Tuesday, November 29, 2011

Waiting for the rains




















While the city of Durban recovers from a disastrous storm on Sunday night which killed eight people (“It’s a La Nina event,” they say), neighbouring countries are looking to the skies with anxious eyes.

“I left last week to come to Durban,” says Zimbabwean activist Thomas Sithole of Plant Development Trust, “and we’d only just received our first rains.” Normally Zimbabwe farmers expect rain round October, not late November. “It looks like we will have another drought.” This is why he’s here, he says: to ensure that the delegates “honour their promises” and give farming communities hope of a more certain future.
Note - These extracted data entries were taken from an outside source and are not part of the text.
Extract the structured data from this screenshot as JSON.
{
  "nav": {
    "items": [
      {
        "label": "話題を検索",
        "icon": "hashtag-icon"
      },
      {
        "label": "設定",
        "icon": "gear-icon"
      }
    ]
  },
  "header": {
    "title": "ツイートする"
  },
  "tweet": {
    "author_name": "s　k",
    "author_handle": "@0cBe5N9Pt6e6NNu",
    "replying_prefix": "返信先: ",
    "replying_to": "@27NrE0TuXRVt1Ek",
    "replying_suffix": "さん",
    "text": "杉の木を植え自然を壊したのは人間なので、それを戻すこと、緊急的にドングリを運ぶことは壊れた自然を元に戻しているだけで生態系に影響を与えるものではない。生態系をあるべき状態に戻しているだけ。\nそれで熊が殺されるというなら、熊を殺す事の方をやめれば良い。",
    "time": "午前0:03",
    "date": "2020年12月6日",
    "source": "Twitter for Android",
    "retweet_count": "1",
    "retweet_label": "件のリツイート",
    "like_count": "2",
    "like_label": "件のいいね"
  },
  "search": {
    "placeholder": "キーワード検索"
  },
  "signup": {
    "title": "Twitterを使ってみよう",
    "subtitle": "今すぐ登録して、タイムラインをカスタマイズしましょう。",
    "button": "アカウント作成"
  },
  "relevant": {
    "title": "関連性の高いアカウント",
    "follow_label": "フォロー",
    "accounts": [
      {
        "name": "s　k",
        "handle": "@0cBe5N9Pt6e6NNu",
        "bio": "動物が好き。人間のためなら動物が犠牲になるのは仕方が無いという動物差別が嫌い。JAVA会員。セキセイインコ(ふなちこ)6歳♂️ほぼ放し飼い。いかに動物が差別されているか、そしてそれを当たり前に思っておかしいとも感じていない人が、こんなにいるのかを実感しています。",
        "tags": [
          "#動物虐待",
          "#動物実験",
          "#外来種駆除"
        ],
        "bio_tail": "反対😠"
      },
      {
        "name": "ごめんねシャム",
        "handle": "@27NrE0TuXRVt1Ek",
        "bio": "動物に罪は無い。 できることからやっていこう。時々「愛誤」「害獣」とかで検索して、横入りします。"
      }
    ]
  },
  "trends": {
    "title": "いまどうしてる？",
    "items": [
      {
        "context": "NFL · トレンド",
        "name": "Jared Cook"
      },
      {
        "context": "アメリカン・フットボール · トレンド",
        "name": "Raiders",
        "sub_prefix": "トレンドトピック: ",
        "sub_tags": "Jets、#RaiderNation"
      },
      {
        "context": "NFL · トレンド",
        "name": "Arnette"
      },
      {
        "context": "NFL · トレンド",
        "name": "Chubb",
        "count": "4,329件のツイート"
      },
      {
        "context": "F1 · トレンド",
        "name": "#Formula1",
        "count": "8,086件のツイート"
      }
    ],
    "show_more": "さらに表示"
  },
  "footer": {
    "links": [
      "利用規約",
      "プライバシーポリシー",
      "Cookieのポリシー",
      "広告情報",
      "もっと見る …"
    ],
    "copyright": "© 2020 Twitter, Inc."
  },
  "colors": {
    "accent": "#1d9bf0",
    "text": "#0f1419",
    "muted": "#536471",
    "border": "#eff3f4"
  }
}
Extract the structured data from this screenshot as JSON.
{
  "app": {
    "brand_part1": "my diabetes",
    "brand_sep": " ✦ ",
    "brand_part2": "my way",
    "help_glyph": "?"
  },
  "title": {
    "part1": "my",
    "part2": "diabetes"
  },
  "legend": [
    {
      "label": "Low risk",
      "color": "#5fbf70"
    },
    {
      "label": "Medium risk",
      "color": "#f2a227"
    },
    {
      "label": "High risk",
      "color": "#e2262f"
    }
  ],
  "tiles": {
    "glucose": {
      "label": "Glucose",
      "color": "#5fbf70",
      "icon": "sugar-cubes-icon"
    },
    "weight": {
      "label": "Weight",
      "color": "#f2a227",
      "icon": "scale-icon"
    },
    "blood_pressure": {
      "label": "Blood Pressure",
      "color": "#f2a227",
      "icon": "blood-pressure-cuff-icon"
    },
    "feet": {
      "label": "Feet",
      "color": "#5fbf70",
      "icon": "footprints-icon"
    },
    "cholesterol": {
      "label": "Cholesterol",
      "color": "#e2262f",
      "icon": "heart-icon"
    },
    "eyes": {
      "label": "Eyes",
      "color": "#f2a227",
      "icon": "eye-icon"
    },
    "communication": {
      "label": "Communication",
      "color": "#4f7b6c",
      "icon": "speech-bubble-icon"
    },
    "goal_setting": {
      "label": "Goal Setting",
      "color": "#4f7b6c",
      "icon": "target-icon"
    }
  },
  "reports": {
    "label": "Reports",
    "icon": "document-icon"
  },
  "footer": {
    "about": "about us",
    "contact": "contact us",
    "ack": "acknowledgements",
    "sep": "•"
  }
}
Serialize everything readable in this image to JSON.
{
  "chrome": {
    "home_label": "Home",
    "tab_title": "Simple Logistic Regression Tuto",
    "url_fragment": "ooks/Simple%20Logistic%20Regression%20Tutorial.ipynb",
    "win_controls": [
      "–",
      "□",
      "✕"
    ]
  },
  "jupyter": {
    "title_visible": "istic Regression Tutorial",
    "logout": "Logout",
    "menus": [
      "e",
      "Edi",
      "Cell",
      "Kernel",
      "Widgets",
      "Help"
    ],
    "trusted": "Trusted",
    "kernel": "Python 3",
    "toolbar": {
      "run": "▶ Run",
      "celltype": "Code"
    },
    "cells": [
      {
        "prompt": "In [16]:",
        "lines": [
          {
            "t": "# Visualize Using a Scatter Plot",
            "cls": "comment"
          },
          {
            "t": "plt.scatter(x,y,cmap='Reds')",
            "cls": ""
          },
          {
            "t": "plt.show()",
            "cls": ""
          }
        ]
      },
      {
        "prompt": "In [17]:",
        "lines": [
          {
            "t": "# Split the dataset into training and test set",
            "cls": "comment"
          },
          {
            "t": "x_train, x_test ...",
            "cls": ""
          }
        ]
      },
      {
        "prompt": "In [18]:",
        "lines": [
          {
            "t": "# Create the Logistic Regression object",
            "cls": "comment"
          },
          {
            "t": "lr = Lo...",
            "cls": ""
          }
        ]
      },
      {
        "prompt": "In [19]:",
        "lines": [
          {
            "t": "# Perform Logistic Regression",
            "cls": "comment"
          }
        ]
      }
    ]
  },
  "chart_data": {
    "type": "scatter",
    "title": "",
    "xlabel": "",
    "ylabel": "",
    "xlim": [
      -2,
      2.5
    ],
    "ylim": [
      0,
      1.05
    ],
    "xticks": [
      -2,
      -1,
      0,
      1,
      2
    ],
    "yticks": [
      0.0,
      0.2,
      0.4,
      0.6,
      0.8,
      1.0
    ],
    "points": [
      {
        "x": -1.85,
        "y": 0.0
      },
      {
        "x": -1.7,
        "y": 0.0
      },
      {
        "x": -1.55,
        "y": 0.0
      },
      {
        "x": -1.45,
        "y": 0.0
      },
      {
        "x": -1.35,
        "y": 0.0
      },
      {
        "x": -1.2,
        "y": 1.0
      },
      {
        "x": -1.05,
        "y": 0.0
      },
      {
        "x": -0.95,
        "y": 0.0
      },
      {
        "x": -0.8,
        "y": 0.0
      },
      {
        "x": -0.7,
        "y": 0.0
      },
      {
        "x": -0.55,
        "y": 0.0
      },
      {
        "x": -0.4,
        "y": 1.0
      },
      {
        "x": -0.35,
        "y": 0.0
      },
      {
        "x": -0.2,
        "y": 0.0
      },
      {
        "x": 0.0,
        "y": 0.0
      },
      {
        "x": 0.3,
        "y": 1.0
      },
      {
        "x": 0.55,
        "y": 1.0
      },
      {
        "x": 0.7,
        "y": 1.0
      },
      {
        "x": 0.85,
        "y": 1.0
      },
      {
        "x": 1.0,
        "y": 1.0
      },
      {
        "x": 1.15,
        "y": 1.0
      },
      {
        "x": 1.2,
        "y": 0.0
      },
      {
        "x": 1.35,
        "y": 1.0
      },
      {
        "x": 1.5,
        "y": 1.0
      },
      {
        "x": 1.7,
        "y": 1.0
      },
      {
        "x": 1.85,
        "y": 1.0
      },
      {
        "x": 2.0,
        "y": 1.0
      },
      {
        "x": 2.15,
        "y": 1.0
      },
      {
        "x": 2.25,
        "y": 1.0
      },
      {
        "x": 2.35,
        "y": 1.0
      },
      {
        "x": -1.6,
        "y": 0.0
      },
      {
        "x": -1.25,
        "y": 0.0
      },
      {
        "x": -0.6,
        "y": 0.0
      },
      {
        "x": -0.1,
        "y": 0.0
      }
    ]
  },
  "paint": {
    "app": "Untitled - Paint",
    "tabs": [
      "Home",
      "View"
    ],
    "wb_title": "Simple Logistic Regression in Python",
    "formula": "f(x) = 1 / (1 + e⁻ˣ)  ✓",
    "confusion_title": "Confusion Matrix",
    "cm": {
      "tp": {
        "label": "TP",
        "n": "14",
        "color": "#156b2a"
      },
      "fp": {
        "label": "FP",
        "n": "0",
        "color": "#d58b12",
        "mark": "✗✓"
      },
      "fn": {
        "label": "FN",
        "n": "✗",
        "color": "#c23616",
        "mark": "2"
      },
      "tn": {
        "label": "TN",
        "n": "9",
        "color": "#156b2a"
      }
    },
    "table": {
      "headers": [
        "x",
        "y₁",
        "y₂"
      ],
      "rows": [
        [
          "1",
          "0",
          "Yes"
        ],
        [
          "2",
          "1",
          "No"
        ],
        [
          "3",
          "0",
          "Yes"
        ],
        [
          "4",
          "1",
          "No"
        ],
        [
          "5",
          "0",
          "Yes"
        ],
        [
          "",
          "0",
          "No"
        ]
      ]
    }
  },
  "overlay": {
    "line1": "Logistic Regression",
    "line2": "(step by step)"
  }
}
Mailes Zulu Moke from Zambia (Save Environment and People Agency) agrees: when there is not drought, there is too much rain, she says, and the crops are washed away.

Thomas Sithole and Mailes Zulu Moke were some of the many activists from around the world present at an event organised by Pan African Climate Justice Alliance (PACJA), Jubilee South – Asia/Pacific Movement on Debt and Development (JS-APMDD), World Development Movement (WDM), CRBM Italy, IPS-SEEN and Friends of the Earth –International. The group made a colourful picture on the lawns of Speakers Corner, just opposite the official UN precinct where the negotiations are taking place. The language being used echoed the OWS language of 1%/99% - but among activists from the Global South, it packs perhaps an even greater punch, due to the circumstances they face.

Africa is being harder hit by climate change than other regions, says Bobby Peek of Groundwork and Friends of the Earth Africa. “It’s a reality that we feel and not only talk about, like they are talking across the road: we feel it, and we live it.”

As Africans, we are sick of old solutions, he says: “We do not want carbon trading; we do not want nuclear power; we want reductions at source. We want reductions in the North; we want reductions by the rich countries. We recognise, sadly, that the UNFCC is under corporate siege, that there’s a corporate capture happening inside. We know that governments are listening to corporations and they are not listening to me, they are not listening to you.” He used the rousing language of South African protest, with its typical repetition: “So comrades, we must say Down with corporate capture, down!” (On South African streets, this would become a chant for a toyi-toyi dance: Phanzi corporate capture, phanzi!)

As the second day of COP17 winds down, the feeling is that the action has only just begun to get into gear.